Rotten is a print-only, punk-inspired, photography magazine. Volume One includes lengthy features from Joshua Gordon, Ciarán Óg Arnold, Dani Lessnau, Ivaylo Donchev and photography collective GORSAD. We speak to its creative director Joel Seawright.
What is the concept behind Rotten and how did you settle on the title?
I wanted to create something that was a homage to the Irish and Japanese photobooks that I love. It only felt natural to make some kind of hybrid between the two, combining it with a usual magazine format which allowed us to make a magazine that feels personal.
Lucy (Jackson, lead editor) and I were stuck for the issue’s title, and we got so bored of trying to come up with something that we started looking at Ralph Wiggum quotes to use. None of them really worked, but it definitely put us in the right mindset as we soon came up with “Look, Daddy, I made a magazine!” (which is something he could have said) – once we settled on the title, the whole theme of the issue clicked into place.

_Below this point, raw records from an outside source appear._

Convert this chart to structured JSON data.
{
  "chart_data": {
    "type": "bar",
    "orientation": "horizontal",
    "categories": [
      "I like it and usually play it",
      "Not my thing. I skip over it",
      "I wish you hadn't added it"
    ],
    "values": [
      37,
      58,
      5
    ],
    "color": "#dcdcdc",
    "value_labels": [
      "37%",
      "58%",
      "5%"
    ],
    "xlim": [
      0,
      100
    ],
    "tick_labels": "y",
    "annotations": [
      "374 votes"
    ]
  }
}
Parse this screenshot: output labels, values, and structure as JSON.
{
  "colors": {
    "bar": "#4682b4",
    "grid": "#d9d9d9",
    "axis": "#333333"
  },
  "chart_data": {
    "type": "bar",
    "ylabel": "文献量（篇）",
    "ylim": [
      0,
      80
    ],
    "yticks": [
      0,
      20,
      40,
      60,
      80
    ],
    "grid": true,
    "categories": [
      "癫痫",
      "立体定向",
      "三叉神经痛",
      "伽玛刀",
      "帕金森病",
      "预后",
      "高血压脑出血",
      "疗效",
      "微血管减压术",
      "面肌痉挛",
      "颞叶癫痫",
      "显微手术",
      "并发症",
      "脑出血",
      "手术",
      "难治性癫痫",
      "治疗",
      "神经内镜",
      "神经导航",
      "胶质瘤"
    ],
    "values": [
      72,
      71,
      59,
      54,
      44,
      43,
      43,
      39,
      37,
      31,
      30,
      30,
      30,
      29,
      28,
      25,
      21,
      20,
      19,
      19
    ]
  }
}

What criteria did you set yourself for discovering and selecting photographers for the first edition?
We never really set specific criteria, we mostly had a very long list of photographers that we are just huge fans of and wanted to let their work influence the aesthetic.
You have decided to lay bare the machinations of creating a magazine, including correspondence with contributors and The Guardian over licensing. At what point did you decide to pivot in this direction?

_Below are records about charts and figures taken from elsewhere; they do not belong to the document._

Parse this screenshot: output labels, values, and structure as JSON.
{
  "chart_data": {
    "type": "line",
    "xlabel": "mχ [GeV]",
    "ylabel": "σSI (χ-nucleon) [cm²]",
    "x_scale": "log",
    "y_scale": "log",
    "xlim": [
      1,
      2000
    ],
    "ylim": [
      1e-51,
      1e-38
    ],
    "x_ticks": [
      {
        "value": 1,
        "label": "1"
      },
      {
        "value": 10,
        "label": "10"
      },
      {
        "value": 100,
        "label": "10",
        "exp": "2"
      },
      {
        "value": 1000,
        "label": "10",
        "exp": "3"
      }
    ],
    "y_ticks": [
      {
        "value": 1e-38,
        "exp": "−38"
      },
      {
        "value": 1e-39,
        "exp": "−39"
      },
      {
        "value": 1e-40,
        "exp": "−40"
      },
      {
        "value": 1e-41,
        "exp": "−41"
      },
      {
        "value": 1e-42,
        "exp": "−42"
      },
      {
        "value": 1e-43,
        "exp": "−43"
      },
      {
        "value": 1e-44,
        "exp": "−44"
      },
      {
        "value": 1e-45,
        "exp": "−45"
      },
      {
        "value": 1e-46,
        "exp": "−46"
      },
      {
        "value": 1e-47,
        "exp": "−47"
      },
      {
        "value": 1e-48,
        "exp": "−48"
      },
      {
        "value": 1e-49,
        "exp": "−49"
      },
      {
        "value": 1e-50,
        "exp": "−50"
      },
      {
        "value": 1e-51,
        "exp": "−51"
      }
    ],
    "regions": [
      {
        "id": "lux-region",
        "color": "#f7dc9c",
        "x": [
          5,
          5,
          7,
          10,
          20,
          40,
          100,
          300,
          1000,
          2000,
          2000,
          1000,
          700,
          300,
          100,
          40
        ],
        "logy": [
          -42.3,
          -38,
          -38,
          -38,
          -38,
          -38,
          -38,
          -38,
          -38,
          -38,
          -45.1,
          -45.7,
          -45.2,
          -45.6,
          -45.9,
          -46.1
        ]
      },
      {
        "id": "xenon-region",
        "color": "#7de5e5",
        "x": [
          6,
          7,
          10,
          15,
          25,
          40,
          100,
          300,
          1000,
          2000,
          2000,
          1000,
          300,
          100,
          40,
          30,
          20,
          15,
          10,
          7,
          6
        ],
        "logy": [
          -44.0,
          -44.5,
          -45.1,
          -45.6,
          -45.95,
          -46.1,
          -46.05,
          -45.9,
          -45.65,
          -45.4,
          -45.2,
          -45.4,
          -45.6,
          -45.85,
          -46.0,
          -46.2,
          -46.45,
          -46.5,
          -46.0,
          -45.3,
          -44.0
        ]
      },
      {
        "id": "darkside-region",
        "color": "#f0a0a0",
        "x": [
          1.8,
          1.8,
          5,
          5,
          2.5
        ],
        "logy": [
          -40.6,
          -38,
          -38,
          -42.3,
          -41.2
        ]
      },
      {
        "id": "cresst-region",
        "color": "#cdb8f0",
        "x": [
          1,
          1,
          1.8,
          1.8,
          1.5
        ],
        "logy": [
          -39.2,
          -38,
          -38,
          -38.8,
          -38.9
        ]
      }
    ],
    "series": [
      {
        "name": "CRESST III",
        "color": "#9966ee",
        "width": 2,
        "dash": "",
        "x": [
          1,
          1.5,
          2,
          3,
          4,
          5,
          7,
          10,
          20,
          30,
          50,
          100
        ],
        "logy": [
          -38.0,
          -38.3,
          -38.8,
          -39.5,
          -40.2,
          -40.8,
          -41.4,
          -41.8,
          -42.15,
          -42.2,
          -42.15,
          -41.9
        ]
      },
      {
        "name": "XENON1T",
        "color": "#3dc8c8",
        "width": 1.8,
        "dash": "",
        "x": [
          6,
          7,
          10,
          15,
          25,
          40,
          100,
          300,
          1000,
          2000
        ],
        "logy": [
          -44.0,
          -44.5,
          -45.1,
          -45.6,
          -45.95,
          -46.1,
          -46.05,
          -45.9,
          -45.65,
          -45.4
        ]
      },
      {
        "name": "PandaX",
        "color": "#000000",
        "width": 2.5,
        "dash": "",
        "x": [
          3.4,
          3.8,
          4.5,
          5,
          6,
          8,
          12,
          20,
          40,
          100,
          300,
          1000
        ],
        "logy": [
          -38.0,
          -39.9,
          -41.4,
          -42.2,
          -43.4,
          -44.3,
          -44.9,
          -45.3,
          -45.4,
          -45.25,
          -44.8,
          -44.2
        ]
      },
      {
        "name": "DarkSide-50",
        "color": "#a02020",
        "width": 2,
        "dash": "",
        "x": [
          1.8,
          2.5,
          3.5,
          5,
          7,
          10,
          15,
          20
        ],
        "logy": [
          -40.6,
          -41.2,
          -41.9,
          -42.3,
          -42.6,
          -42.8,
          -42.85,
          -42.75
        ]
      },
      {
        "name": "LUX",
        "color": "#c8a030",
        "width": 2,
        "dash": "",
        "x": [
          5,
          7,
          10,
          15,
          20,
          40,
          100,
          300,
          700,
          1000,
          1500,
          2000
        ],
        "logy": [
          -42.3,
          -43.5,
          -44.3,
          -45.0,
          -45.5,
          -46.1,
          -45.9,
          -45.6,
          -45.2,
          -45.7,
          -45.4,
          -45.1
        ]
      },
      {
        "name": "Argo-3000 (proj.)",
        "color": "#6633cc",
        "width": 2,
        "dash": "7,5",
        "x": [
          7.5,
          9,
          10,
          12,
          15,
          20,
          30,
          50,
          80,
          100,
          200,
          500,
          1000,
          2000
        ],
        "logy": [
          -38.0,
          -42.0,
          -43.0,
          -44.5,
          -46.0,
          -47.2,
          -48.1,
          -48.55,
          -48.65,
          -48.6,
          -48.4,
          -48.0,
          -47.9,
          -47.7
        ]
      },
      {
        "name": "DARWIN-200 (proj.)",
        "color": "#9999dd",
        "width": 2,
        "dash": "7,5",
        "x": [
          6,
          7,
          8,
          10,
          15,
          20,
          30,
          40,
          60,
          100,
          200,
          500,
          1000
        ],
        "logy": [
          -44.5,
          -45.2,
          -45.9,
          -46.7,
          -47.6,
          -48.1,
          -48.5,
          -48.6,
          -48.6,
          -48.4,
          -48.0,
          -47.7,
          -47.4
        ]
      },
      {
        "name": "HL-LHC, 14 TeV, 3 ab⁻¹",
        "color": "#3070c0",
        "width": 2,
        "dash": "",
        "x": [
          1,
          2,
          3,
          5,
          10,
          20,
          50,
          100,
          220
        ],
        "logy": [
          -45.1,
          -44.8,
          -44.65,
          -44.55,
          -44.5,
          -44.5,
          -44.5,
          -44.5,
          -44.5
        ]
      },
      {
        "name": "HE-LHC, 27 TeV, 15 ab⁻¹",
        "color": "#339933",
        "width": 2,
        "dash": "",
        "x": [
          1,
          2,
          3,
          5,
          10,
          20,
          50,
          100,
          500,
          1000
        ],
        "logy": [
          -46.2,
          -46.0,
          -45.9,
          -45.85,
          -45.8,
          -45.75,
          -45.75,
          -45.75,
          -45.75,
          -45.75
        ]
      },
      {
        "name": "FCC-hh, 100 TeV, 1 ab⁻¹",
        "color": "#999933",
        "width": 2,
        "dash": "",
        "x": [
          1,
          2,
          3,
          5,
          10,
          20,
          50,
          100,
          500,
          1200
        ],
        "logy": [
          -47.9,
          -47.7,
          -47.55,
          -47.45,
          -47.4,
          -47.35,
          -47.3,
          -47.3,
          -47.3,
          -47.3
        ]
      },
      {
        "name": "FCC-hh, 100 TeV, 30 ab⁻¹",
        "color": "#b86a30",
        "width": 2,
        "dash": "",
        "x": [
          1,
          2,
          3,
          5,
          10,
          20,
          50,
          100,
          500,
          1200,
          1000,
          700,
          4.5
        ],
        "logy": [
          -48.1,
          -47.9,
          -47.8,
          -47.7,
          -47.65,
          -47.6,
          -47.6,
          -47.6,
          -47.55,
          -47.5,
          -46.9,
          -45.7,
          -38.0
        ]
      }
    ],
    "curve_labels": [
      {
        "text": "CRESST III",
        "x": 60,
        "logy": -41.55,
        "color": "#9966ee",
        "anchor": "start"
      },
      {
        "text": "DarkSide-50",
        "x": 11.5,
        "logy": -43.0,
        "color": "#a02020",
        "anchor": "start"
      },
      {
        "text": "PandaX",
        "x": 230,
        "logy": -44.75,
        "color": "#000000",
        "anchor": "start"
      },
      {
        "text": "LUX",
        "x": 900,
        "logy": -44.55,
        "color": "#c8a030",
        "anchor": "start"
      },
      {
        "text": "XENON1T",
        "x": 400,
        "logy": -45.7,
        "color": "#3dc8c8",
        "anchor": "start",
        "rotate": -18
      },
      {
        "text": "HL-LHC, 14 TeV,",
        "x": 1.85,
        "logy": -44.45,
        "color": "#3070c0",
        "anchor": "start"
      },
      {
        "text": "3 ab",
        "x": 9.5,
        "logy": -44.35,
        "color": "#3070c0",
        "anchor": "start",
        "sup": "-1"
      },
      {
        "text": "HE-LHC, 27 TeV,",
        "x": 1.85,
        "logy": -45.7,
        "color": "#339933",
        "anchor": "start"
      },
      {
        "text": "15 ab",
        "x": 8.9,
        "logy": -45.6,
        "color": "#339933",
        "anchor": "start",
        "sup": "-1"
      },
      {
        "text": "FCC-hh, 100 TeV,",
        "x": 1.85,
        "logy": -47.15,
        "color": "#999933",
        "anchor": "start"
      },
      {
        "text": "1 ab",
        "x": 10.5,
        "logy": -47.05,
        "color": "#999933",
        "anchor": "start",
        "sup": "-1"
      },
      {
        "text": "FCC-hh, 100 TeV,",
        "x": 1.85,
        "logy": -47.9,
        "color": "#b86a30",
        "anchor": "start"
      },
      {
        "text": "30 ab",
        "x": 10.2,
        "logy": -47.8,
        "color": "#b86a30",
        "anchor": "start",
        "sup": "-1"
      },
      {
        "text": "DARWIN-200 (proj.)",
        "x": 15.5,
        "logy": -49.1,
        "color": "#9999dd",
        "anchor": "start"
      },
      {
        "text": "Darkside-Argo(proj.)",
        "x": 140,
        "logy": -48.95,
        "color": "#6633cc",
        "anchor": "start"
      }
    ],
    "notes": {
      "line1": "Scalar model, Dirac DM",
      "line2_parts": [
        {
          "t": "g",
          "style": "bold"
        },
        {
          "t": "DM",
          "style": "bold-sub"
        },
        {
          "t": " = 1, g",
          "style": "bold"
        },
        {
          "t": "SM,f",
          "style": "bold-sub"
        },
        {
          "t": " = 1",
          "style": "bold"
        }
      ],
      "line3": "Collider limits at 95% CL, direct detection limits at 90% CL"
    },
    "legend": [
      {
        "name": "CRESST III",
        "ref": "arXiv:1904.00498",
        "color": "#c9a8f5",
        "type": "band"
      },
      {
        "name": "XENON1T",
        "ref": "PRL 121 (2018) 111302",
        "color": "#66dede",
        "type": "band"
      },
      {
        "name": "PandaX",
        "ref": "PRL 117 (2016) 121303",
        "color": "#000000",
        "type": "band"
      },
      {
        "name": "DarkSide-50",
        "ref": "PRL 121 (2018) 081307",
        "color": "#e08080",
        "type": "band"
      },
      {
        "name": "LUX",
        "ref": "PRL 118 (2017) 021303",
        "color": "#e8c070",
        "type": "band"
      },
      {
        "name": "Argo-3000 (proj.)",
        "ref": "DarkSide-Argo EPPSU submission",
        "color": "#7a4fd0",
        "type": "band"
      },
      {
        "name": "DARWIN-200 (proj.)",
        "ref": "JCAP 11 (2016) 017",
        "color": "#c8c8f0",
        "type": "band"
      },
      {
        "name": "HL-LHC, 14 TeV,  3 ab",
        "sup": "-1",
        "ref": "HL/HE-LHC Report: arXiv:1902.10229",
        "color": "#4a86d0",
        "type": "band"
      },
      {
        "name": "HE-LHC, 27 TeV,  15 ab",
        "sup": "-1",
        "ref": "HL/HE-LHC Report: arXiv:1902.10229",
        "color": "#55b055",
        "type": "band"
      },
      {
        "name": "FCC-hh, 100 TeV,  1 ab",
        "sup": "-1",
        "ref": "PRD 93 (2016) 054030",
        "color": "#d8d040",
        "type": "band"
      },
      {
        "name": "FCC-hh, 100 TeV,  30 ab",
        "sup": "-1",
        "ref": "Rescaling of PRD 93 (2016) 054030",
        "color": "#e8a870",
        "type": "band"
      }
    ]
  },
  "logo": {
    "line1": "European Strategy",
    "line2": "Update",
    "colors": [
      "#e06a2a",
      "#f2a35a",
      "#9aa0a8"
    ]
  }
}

I think it was really because we were struggling to write content and figure out what our voice was. The logical step seemed to be that we should begin to document the struggle we were having instead of just writing about the work.

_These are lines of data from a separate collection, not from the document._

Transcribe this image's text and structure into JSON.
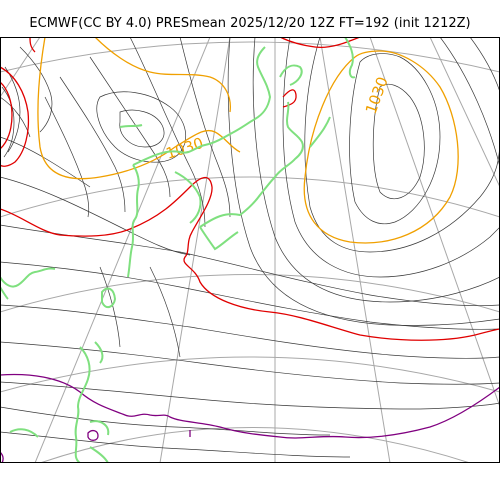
{
  "title": "ECMWF(CC BY 4.0) PRESmean 2025/12/20 12Z FT=192 (init 1212Z)",
  "contour_labels": [
    "1030",
    "1030"
  ],
  "colors": {
    "isobar": "#3a3a3a",
    "isobar_1030": "#f0a000",
    "isobar_1020": "#e00000",
    "isobar_1010": "#800080",
    "coastline": "#7fe07f",
    "graticule": "#a8a8a8",
    "frame": "#000000"
  }
}
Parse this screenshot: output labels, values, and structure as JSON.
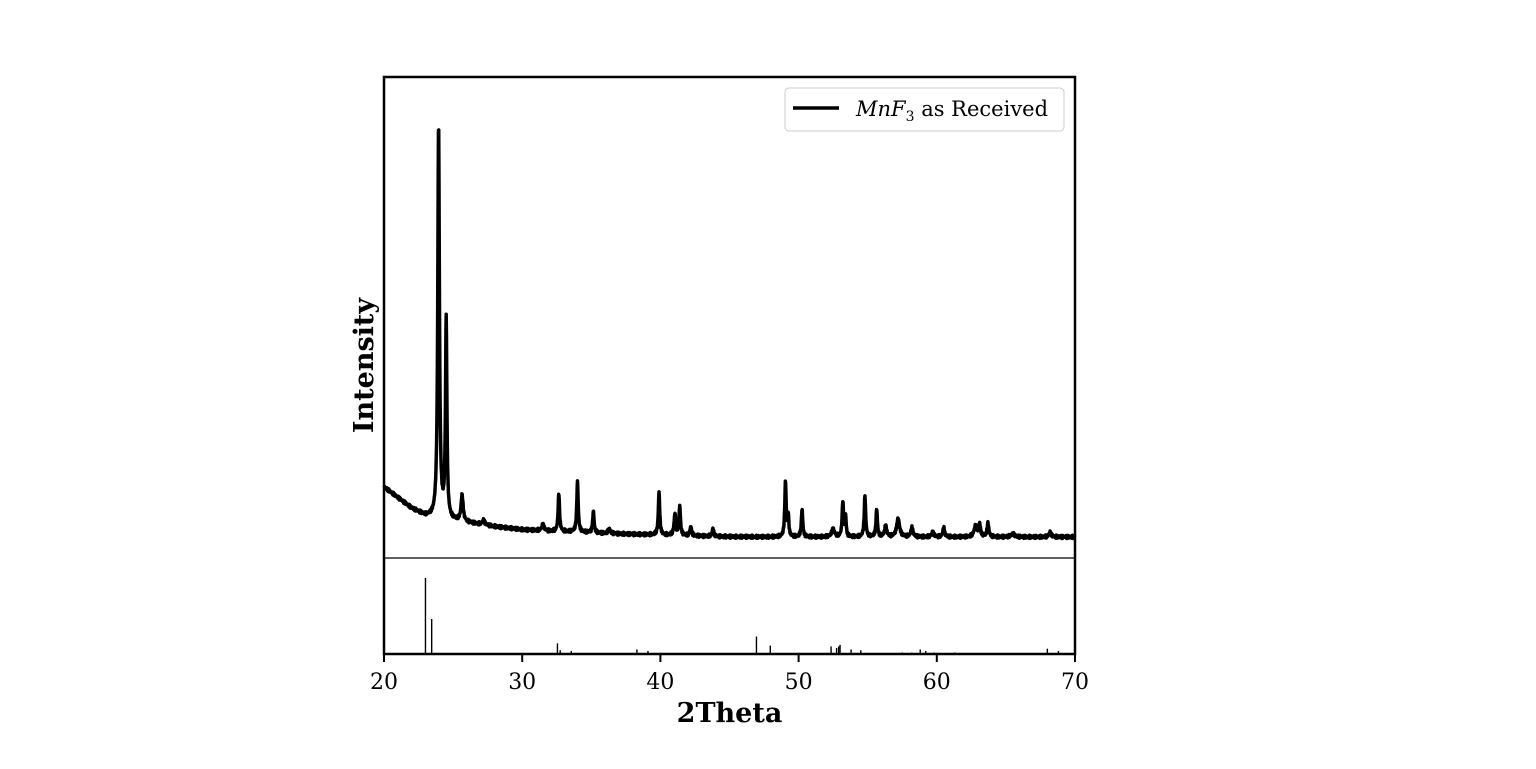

I think something my generation value a lot is authenticity – I wanted to be completely transparent with how we go about everything and showing the importance that anybody can make a magazine, you just have to work at it to figure it out.
The design of the magazine is a mix of dark and voyeuristic mixed with childish scrawlings – it’s almost digital in a glitchy, disruptive way. Is this intentional?
The childish drawings were a massive reflection of the theme. They work incredibly and surprisingly well in contrast with the very adult nature of the photography, bringing a more playful feel to the magazine.
I wouldn’t say that the digital aspect was deliberate, but we wanted to take inherently digital elements, such as the screenshots, and place them into a different context giving it a more timeless feel.
Who is the audience you hope to connect with Rotten?
I mainly made Rotten for myself and to get approval from my dad, but since launching the first issue we’ve gained our own little niche audience of successful photographers, artists, graphic designers and a variety of people who are incredibly supportive and who we would be nothing without their help!
Who is inspiring you in the world of photography and publications at the moment?
So many people that I have no idea where to start. I guess if I have to list a few, Buffalo Zine would definitely be close to the top – I met them at their studio in Hackney in the early days of making Volume One and they gave me some good advice. Another magazine would be Civilization, a massive fold-out newspaper that is littered with conversations and interviews from every-day people in New York.
In terms of photographers, well, you’ll have to just wait to see them in Volume Two…
What has your Dad’s reaction to it been like? Have you made him proud? Am I right in assuming he is the photographer Paul Seawright? If so, what challenges are presented when you are the son of a well-known photographer? What advice do you take and to what extent do you attempt to plough your own furrow?
Yes, that’s him! I think there’s definitely been a bit of pressure to do well, probably mostly been put on by myself. He’s always known that I am creative, and I wanted to prove to him that I could do something with it.
My dad built his career all by himself which inspired me the most and gave me the drive to make Rotten without the help of anyone, with no helping hand (apart from Lucy). I actually didn’t show him the magazine until it was printed.
Are there plans afoot for Rotten vol. 2?
The plans for Volume Two are well underway. We started at the beginning of the year and it’s moving along quickly and already into the editing stage. We have some really exciting features and I’m happy with the direction it’s going in.